PCR, cloning and sequencing of 16S rRNA gene from a dissected midgut identified a single sequence type, indicating that a single symbiont genotype tends to dominate the gut microbiota in each of the Burkholderia-infected lygaeoid and coreoid stinkbugs. However, culturability of the Burkholderia symbiont enabled identification of hidden diversity of the symbiont genotypes coexisting in the same insects: infrequent colonies of different morphotypes on agar plates often represented different Burkholderia genotypes (Table 2). Such multiple infections seem to be a natural outcome of the environmental symbiont acquisition, which are also found in other systems such as legume–Rhizobium, coral–dinoflagellate and tubeworm–chemoautotroph mutualisms (Moawad and Schmidt, 1987; Rowan et al., 1997; Baker, 2003; Dubilier et al., 2008).
The consequences of hosting multiple symbionts have been a recurrent theme in the evolutionary biology of mutualism. Such multiple infections create a potential tragedy of the commons (Hardin, 1968), which can destabilize and collapse mutualism because within-host competitions tend to favor less beneficial, cheater genotypes (Bull, 1994; West et al., 2002). Hence, it is of interest why mutualisms can be maintained under the absence of vertical transmission and the frequent mixing of different symbiont genotypes. A possible mechanism is so-called ‘partner choice’, wherein the host recognizes benevolent symbiont genotypes and selectively establishes association with them. Another possible mechanism is so-called ‘sanctions’, wherein the host monitors the performance of different symbiont genotypes and punishes less beneficial ones (Maynard Smith and Szathmáry, 1995; Wilkinson and Sherratt, 2001; Kiers and Denison, 2008). In the soybean–Rhizobium association, an experimental support for host sanctions against less beneficial symbionts has been provided (Kiers et al., 2003). On the soybean root, a number of nodules are formed, each of which may represent a symbiont genotype. Such structured distribution of different symbiont genotypes enables effective operation of host sanctions. In this context, we point out that numerous crypts in the posterior midgut of stinkbugs are regarded as similar structural compartments. It is of interest whether different Burkholderia genotypes are separately harbored in different crypts, and whether the crypts harboring different symbiont genotypes tend to exhibit different levels of growth and development.
Overall, the findings presented in this study illuminate dazzlingly promiscuous host–symbiont associations between the diverse lygaeoid/coreoid stinkbugs and the diverse Burkholderia genotypes.
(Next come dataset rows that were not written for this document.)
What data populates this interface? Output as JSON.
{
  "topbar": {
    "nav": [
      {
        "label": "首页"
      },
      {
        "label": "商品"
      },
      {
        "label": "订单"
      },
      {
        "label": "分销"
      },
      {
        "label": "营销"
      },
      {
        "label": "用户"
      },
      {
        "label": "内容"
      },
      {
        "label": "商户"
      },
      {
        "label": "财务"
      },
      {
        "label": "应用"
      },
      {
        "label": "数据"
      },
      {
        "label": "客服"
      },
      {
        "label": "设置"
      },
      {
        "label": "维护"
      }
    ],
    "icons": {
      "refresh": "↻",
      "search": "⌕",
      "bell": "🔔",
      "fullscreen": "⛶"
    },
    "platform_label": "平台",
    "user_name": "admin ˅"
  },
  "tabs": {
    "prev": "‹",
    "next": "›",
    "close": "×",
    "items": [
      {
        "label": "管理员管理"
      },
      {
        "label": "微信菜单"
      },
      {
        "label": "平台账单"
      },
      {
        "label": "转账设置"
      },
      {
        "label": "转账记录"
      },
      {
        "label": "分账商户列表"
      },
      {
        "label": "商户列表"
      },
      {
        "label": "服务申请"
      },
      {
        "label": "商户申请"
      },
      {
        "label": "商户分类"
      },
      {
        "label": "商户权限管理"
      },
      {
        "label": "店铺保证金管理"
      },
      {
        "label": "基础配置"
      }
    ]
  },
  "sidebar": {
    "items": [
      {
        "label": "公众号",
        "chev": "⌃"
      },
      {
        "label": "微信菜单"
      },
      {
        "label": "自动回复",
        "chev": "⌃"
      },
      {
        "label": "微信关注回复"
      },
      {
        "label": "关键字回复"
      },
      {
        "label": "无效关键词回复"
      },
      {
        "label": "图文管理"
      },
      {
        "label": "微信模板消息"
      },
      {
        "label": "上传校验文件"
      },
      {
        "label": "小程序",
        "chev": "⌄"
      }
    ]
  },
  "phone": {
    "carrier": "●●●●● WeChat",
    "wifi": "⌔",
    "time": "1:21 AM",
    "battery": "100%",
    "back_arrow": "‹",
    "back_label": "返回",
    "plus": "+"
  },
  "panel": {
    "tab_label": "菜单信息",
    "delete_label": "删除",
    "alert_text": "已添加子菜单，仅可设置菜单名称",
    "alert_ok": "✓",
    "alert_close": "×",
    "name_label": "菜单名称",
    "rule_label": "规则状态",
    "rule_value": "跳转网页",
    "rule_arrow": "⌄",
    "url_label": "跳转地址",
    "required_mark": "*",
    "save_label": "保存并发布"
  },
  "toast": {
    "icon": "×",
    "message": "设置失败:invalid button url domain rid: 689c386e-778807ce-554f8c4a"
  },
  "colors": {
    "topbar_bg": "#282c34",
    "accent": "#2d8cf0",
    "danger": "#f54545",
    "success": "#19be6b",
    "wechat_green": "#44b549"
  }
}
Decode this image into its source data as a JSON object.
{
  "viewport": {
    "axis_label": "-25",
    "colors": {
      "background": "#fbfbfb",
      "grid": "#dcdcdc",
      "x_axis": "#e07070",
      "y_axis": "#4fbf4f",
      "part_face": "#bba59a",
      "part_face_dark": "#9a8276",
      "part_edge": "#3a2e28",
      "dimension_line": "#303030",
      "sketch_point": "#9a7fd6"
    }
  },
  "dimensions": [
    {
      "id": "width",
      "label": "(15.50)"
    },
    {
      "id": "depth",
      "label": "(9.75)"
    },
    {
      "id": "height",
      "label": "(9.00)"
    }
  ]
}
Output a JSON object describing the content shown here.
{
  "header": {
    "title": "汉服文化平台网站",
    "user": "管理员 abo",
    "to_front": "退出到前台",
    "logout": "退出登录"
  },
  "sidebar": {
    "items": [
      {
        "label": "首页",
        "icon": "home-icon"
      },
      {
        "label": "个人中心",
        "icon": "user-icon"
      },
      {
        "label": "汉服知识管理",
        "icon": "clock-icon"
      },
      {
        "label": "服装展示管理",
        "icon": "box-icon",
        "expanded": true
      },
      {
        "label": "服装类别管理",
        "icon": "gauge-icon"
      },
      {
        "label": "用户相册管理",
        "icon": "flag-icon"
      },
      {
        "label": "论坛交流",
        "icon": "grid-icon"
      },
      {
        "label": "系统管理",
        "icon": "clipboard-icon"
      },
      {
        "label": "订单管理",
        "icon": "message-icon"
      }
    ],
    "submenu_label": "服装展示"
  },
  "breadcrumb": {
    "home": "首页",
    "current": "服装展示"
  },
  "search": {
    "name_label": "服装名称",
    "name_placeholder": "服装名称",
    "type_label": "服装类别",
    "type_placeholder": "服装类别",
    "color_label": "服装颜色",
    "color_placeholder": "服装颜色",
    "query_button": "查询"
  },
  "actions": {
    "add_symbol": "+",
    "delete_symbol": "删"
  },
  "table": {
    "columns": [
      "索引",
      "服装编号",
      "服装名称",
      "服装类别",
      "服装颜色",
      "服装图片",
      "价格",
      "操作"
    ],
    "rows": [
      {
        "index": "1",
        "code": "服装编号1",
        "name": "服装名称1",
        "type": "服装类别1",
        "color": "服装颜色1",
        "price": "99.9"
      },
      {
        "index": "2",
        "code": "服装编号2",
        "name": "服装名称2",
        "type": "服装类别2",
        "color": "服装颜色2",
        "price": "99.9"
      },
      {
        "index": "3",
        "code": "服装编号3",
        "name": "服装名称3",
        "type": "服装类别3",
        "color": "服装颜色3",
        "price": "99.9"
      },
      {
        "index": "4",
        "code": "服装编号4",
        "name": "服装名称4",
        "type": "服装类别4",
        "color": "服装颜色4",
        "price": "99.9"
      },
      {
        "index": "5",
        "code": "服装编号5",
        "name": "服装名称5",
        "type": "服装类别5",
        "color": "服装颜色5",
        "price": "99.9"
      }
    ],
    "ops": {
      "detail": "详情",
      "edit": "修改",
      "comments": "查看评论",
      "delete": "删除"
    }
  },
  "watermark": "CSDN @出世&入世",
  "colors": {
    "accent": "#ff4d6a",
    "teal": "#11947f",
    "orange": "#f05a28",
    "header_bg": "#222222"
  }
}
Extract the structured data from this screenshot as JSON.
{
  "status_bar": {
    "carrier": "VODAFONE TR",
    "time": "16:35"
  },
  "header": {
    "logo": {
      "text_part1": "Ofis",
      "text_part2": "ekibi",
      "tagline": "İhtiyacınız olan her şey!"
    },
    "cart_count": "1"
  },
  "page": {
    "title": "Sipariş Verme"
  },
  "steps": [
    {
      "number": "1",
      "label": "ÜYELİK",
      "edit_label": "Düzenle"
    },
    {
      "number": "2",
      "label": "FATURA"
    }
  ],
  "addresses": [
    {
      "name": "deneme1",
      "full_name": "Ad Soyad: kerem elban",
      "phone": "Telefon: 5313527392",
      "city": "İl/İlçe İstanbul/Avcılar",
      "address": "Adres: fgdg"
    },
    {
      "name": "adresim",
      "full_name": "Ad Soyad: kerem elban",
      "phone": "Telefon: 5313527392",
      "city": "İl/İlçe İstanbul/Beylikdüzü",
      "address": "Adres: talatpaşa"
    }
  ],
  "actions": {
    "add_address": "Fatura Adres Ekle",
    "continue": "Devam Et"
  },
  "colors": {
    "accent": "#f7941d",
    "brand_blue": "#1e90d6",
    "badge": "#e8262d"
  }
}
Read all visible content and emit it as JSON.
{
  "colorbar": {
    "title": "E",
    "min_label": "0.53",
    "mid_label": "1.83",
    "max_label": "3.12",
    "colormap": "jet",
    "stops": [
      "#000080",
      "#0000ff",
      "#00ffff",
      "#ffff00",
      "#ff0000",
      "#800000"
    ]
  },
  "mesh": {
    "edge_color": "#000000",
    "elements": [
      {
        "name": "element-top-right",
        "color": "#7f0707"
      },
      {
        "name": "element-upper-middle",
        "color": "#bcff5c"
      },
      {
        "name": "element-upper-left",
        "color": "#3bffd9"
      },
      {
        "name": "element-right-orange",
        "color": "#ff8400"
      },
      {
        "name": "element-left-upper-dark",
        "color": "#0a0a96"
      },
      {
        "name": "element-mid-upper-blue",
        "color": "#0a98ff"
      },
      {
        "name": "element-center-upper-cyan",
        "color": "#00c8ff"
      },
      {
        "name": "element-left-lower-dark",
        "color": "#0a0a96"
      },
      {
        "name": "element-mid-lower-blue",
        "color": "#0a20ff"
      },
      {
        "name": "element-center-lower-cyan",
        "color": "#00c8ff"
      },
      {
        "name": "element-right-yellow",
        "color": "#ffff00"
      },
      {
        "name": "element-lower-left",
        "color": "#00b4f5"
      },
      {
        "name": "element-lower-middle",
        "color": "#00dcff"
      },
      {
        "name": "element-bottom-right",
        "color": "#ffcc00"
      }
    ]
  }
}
It is hypothesized that multiple host species may interact with multiple symbiont genotypes, potentially exchanging the partners every generation as follows: different Burkholderia genotypes are present in the soil environment, are acquired by nymphal lygaeoid/coreoid stinkbugs, proliferate in the midgut crypts, are released from the insects via excrement or cadaver, spend a free-living life in the soil, and are acquired by nymphal stinkbugs of the same or different species, and so forth. Of course, there must be some permissive range in the host–symbiont associations. Each of the stinkbug species may either be more prone to infection, or perform better, with specific Burkholderia genotypes, and vice versa. In the enormous space of possible host–symbiont combinations, the host–symbiont permissive ranges may be stratified, overlapped and nested in a complicated manner. As the environmental symbiont acquisition requires host–symbiont encounters, the symbiotic associations must be affected by the habitat and the ecology of the respective symbiotic partners, which are influenced by environmental factors such as geography, climate and vegetation. Here, despite the many-to-many rather than one-to-one relationships, the lygaeoid/coreoid stinkbugs and the Burkholderia bacteria have established a form of mutualism, which has been maintained, if not so strictly, during the evolutionary course of the insect superfamilies. Such ecological and evolutionary perspectives are strikingly different from those conventionally inferred from the well-studied insect–microbe endosymbioses represented by aphid–Buchnera and tsetse–Wigglesworthia relationships, which broadens our understanding of possible evolutionary trajectories leading to stable mutualistic associations.
References
Abe Y, Mishiro K, Takanashi M . (1995). Symbiont of brown-winged green bug, Plautia stali Scott. Jpn J Appl Entomol Zool 39: 109–115.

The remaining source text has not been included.